New Jersey has more restrictive rules than most, but EMOs can now run charter schools, under some conditions. Christie’s proposal would move EMOs into local district schools as well, and would be the equivalent of the districts themselves remaking their most troubled schools. Still, the new schools would be accountable to the state, Christie said.
It’s not a new idea, either, and EMOs are currently operating schools in 31 states. They have become a prime option with federal turnaround grants as well.
"We’re putting this together with our other education reforms, and hoping that the legislature will pick it up," Christie said.
Cerf said local buy-in was critical. "It’s a different kind of public school," he said. "It's all about local decision-making."
Still, the proposal will be controversial in itself, especially with both Cerf and Christie, to a lesser degree, having histories in for-profit education.

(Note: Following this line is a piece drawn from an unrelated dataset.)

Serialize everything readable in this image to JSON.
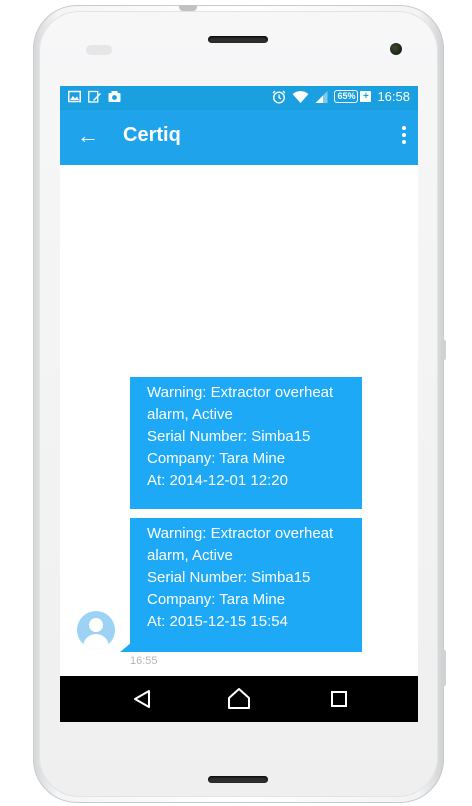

Cerf in much of the 1990s was president of Edison Schools Inc., a pioneering private management company that operated schools in Philadelphia to limited success. Christie as a private lawyer lobbied for the same company.
When asked by a reporter, Christie yesterday dismissed his history with Edison as influencing his proposal, only saying all options should be considered to improve the schools. Edison also has since moved away from school management.
Christie said he was not guaranteeing that Camden would be among those chosen under his plan if the proposal is enacted, but he didn’t hide his preference as he stood before the temporary Lanning Square School.
"Let’s get the legislation passed first," he said. "And then I can come back to Camden to sign it."
The New Jersey Education Association (NJEA), the teachers union, quickly came out to denounce the proposal.
“While the details of Gov. Christie’s plan are very vague, the objective is clear," said NJEA president Barbara Keshishian in a statement.
"It is part of his ongoing effort to privatize public education in New Jersey. Under the guise of helping students, he is attempting to create a system that would funnel taxpayer dollars to private companies."